This has been taken from excerpts from
Meridith, G. (2013). Your child’s airway and dentofacial development. Kunal Walia.
Like so many things in life, timing is everything. Parents, family physicians, paediatricians, family dentists, paediatric dentists, ear nose and throat surgeons, friends, family and, especially orthodontists find themselves, from time to time, in unique situations where they can change a child’s quality of life, literally for the rest of that child’s life. Mouth breathing, snoring, excessive daytime sleepiness, obstructive sleep apnoea, aesthetically unpleasing facial features and dental arches, need for future major jaw surgery, recurring nasal and sinus infections, sinus pressure headaches, dry raw pharynx, post nasal drip and lifelong nasal obstruction are some of the quality of life issues that the child or teenager with the developing long face syndrome will have to deal with for the rest of his adult life, if the developing long face syndrome is not intercepted. The child, who has a developing long face syndrome, can have that pathological process intercepted through the use of some unusually simple procedures. Tonsillectomy and adenoidectomy, partial resection of the inferior turbinates, rapid maxillary expansion, upper lateral cartilage lateral (alar) rotation and use of the Petite Face Mask are some of the embarrassingly simple procedures that can, when done in a timely manner, literally intercept the developing long face syndrome. And at the same time greatly improve that child’s quality of life. And, in some cases, ensure that child’s very survival, within weeks after completion of these wonderful procedures.
Unfortunately current internet websites, as well as the government run pubmed.com, offer little in depth information re: diagnosing the developing long face syndrome, and virtually nothing re: intercepting the developing long face syndrome.
Find knowledgeable practitioners who can implement the same. And your child will thank you for the rest of his life.
Normal Nasal Respiration
The nose filters, warms, and humidifies the air in preparation for entry into the bronchi and lungs. The functioning nasal airway may also create a certain degree of nasal resistance to facilitate the movements of the diaphragm and intercostal muscles in creating negative intrathoracic pressure that, in turn, promotes airflow into the alveoli. 30 (final branching of the respiratory tree… the primary gas exchange units of the lungs). Appropriate nasal resistance is 2 to 3.5 cm H2O/ L/ sec and produces high tracheobronchial airflow, which improves the oxygenation of the most peripheral pulmonary alveoli. Mouth breathing results in a lower velocity of incoming air and also eliminates nasal resistance. Suboptimal pulmonary compliance (the ability of the lungs to stretch in a change in volume relative to an applied change in pressure) is the result. Blood gas studies have revealed that advanced mouth-breathers have 20 percent higher partial pressures of carbon dioxide and 20 percent lower partial pressures of oxygen in the blood, associated with their lower pulmonary compliance and reduced velocity.

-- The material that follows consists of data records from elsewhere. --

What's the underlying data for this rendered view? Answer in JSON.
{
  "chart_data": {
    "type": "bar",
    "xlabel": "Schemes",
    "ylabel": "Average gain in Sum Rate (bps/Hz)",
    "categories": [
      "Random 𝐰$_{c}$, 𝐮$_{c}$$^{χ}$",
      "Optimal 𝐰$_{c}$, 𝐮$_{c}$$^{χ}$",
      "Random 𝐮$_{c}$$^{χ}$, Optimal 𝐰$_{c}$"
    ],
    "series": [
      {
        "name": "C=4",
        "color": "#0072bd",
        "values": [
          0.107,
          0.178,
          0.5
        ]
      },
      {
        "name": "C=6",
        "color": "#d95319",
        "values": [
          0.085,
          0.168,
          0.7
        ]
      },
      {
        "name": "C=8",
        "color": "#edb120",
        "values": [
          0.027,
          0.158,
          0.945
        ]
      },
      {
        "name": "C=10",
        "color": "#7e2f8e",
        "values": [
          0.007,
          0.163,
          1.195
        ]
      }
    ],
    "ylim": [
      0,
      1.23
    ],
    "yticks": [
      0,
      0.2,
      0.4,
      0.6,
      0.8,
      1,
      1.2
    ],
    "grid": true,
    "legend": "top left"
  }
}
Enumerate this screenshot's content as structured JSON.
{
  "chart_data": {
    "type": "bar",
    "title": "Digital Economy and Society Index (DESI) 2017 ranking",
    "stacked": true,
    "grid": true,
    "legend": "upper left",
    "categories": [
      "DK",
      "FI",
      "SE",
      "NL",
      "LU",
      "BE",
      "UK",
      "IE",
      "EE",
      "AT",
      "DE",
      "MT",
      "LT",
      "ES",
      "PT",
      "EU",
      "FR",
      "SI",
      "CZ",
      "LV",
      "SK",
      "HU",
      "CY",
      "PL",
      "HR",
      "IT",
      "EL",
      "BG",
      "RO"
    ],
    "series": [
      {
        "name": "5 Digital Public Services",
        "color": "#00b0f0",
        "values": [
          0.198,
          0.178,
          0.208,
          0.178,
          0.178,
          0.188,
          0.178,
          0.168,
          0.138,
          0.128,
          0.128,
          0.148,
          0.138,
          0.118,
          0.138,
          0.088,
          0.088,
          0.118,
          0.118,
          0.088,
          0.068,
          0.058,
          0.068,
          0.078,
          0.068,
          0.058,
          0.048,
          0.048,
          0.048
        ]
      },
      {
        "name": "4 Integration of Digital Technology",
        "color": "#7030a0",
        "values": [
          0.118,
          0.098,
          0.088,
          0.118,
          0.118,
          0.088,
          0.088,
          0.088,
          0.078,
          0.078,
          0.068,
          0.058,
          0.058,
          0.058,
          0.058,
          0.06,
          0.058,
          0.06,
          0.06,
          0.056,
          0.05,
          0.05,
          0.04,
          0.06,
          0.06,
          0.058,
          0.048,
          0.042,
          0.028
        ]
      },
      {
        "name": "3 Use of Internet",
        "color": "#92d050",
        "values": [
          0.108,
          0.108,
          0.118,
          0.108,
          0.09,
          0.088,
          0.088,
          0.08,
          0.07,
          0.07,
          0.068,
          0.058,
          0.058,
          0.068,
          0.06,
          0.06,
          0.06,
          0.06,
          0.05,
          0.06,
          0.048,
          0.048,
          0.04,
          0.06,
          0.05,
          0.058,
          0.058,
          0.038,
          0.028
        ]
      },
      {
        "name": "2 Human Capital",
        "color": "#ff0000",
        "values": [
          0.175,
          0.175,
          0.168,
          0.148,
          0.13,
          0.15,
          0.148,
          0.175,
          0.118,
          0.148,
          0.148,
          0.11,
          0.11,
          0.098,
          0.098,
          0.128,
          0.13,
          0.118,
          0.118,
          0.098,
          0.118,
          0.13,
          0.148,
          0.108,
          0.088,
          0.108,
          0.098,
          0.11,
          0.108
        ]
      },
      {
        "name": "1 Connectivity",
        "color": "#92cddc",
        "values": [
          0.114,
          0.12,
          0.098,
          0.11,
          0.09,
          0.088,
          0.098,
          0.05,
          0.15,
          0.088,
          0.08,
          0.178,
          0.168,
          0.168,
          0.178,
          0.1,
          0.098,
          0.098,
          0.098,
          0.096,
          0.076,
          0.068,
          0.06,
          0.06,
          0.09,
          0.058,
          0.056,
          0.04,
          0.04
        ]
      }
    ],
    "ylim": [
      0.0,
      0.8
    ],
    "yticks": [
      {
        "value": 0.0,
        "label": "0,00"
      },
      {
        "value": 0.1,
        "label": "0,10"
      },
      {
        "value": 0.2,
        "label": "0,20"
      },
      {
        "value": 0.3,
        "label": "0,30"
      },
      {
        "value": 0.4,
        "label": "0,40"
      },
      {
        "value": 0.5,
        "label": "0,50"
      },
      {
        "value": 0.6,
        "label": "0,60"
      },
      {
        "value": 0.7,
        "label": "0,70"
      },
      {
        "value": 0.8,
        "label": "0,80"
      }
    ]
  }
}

Treatment of Nasal Obstruction
Adenoidectomy with or without tonsillectomy is indicated if enlarged adenoids (and tonsils) are the cause of upper airway compromise. The lateral x-ray of the head provides an excellent view of any adenoid tissue in the epipharynx.
Septal surgery is rarely indicated in the child, but should be considered in the presence of a marked nasal septal deflection with impaction.
Rapid maxillary expansion (RME), an orthodontic procedure, 38 is effective in improving the airway by widening the nasal vault.
The orthodontic literature concerning the upper-airway compromise, as it relates to aberrant dentofacial development, is sizeable. It is reasoned that upper airway compromise, produces chronic mouth breathing, especially in the dolichocephalic (narrow-faced) child as well as in the neuromuscularly deficient child. Chronic mouth breathing calls forth the recruitment of perioral and suprahyoid muscles. The increased tonicity and rhythmicity of these muscle groups often produces a negative effect on dentofacial form and function. Often, the long-face syndrome develops as a result. The long-face syndrome is characterized by increased anterior vertical facial height in the lower third of the dentofacial skeleton excess dentoalveolar height, gummy smile , posterior buccal cross bite, high-arched palate, steep mandibular plane, tension nose (with collapse of the valve area and lower lateral cartilages), nasal obstruction, and Class-II (mandibular retrognathic) occlusal relationship.